- Zuletzt bearbeitet:
- Kommentare: 8
Zurückgeblieben
Ein Ball kullerte auf sie zu und blieb vor ihren Füßen liegen. Unschlüssig sah Franziska auf ihn hinab. Ein kleiner Junge kam in ihre Richtung gelaufen. Sie stieß mit ihrem Gehstock nach dem Ball, um ihn dem Jungen zuzuspielen. Aber der Stock rutschte ab und der Ball blieb liegen. Schon war der Junge da, hob den Ball auf und grinste sie fröhlich an. Franziska versuchte ein Lächeln.
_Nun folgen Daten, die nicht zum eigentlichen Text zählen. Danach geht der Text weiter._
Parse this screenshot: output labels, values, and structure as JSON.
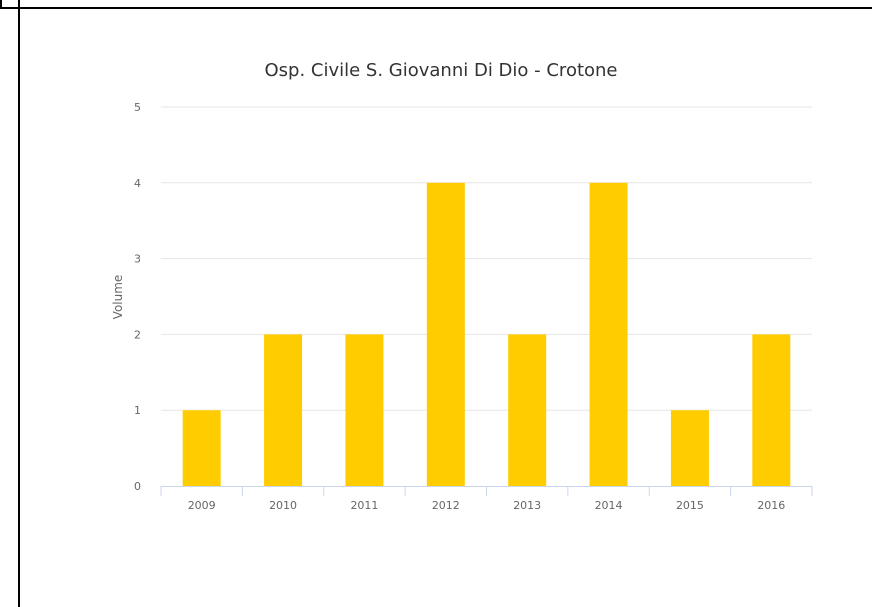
{
  "chart_data": {
    "type": "bar",
    "title": "Osp. Civile S. Giovanni Di Dio - Crotone",
    "xlabel": "",
    "ylabel": "Volume",
    "categories": [
      "2009",
      "2010",
      "2011",
      "2012",
      "2013",
      "2014",
      "2015",
      "2016"
    ],
    "values": [
      1,
      2,
      2,
      4,
      2,
      4,
      1,
      2
    ],
    "ylim": [
      0,
      5
    ],
    "yticks": [
      0,
      1,
      2,
      3,
      4,
      5
    ],
    "grid": true,
    "legend": "none",
    "bar_color": "#FFCC00"
  }
}
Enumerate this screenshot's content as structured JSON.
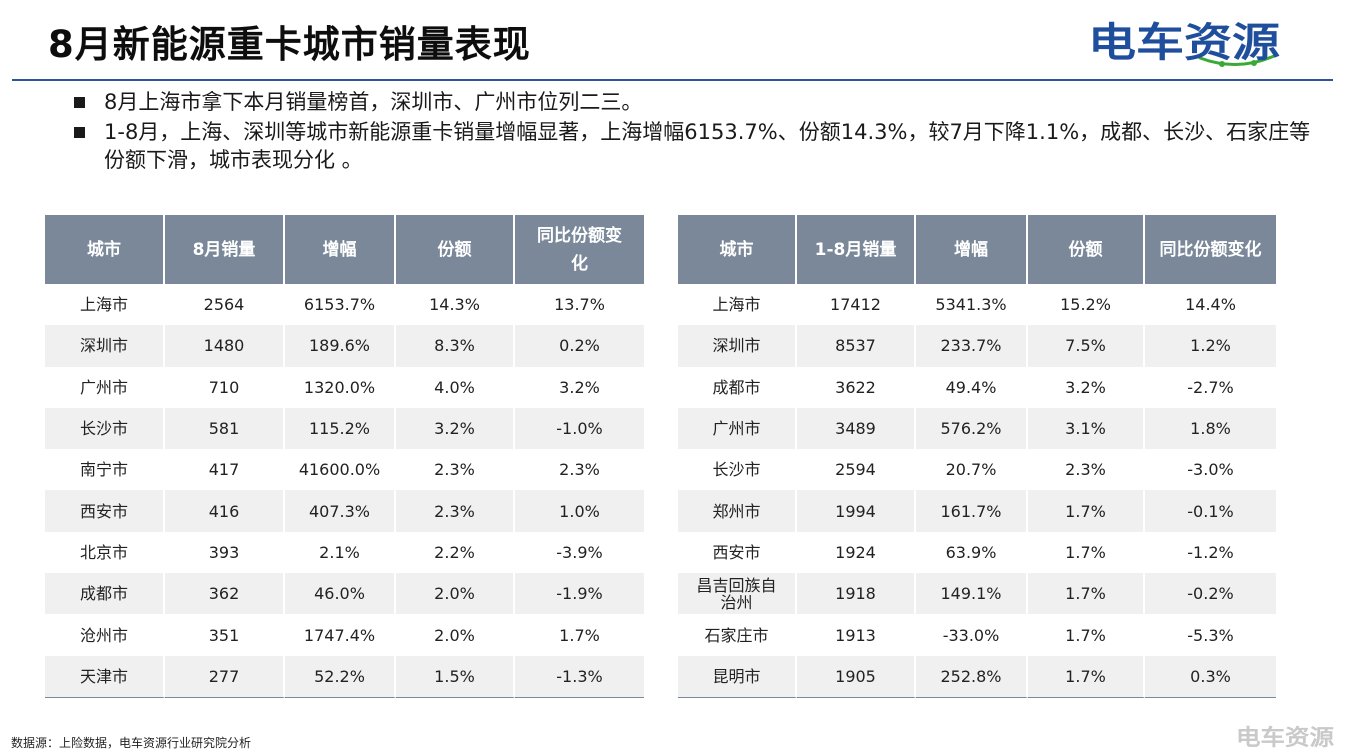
{
  "title": "8月新能源重卡城市销量表现",
  "logo_text": "电车资源",
  "colors": {
    "header_bg": "#7a8899",
    "rule": "#2e5597",
    "logo_blue": "#1f4f9c",
    "logo_green": "#3aa935"
  },
  "bullets": [
    "8月上海市拿下本月销量榜首，深圳市、广州市位列二三。",
    "1-8月，上海、深圳等城市新能源重卡销量增幅显著，上海增幅6153.7%、份额14.3%，较7月下降1.1%，成都、长沙、石家庄等份额下滑，城市表现分化 。"
  ],
  "table_monthly": {
    "headers": [
      "城市",
      "8月销量",
      "增幅",
      "份额",
      "同比份额变化"
    ],
    "rows": [
      [
        "上海市",
        "2564",
        "6153.7%",
        "14.3%",
        "13.7%"
      ],
      [
        "深圳市",
        "1480",
        "189.6%",
        "8.3%",
        "0.2%"
      ],
      [
        "广州市",
        "710",
        "1320.0%",
        "4.0%",
        "3.2%"
      ],
      [
        "长沙市",
        "581",
        "115.2%",
        "3.2%",
        "-1.0%"
      ],
      [
        "南宁市",
        "417",
        "41600.0%",
        "2.3%",
        "2.3%"
      ],
      [
        "西安市",
        "416",
        "407.3%",
        "2.3%",
        "1.0%"
      ],
      [
        "北京市",
        "393",
        "2.1%",
        "2.2%",
        "-3.9%"
      ],
      [
        "成都市",
        "362",
        "46.0%",
        "2.0%",
        "-1.9%"
      ],
      [
        "沧州市",
        "351",
        "1747.4%",
        "2.0%",
        "1.7%"
      ],
      [
        "天津市",
        "277",
        "52.2%",
        "1.5%",
        "-1.3%"
      ]
    ]
  },
  "table_ytd": {
    "headers": [
      "城市",
      "1-8月销量",
      "增幅",
      "份额",
      "同比份额变化"
    ],
    "rows": [
      [
        "上海市",
        "17412",
        "5341.3%",
        "15.2%",
        "14.4%"
      ],
      [
        "深圳市",
        "8537",
        "233.7%",
        "7.5%",
        "1.2%"
      ],
      [
        "成都市",
        "3622",
        "49.4%",
        "3.2%",
        "-2.7%"
      ],
      [
        "广州市",
        "3489",
        "576.2%",
        "3.1%",
        "1.8%"
      ],
      [
        "长沙市",
        "2594",
        "20.7%",
        "2.3%",
        "-3.0%"
      ],
      [
        "郑州市",
        "1994",
        "161.7%",
        "1.7%",
        "-0.1%"
      ],
      [
        "西安市",
        "1924",
        "63.9%",
        "1.7%",
        "-1.2%"
      ],
      [
        "昌吉回族自治州",
        "1918",
        "149.1%",
        "1.7%",
        "-0.2%"
      ],
      [
        "石家庄市",
        "1913",
        "-33.0%",
        "1.7%",
        "-5.3%"
      ],
      [
        "昆明市",
        "1905",
        "252.8%",
        "1.7%",
        "0.3%"
      ]
    ]
  },
  "footnote": "数据源：上险数据，电车资源行业研究院分析",
  "watermark_text": "电车资源"
}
Aber der Junge hatte ihr bereits den Rücken zugedreht und rannte zurück zu seinen Freunden.
Sie ließ sich langsam und umständlich auf eine Parkbank sinken und legte den Stock neben sich ab. Wehmütig blickte sie auf die Ball spielenden Kinder. Ein junges Pärchen schlenderte Arm in Arm und schäkernd an Franziska vorbei. Sie sind alle nicht alleine, dachte Franziska bitter. An manchen Tagen würde ihr schon ein kleiner wackelnder Goldfisch im Glas reichen, damit Einsamkeit und Trostlosigkeit sie nicht übermannten. Der Fisch würde ihr stille Gesellschaft leisten, ihm könnte sie von früher erzählen. Im Seniorenstift waren Haustiere jedoch nicht erlaubt. Und von den übrigen Mitbewohnern hatte sich Franziska bisher abgekapselt. Sie wollte nicht mit denen über belangloses Zeug reden. Unwillkürlich presste sie die Lippen aufeinander.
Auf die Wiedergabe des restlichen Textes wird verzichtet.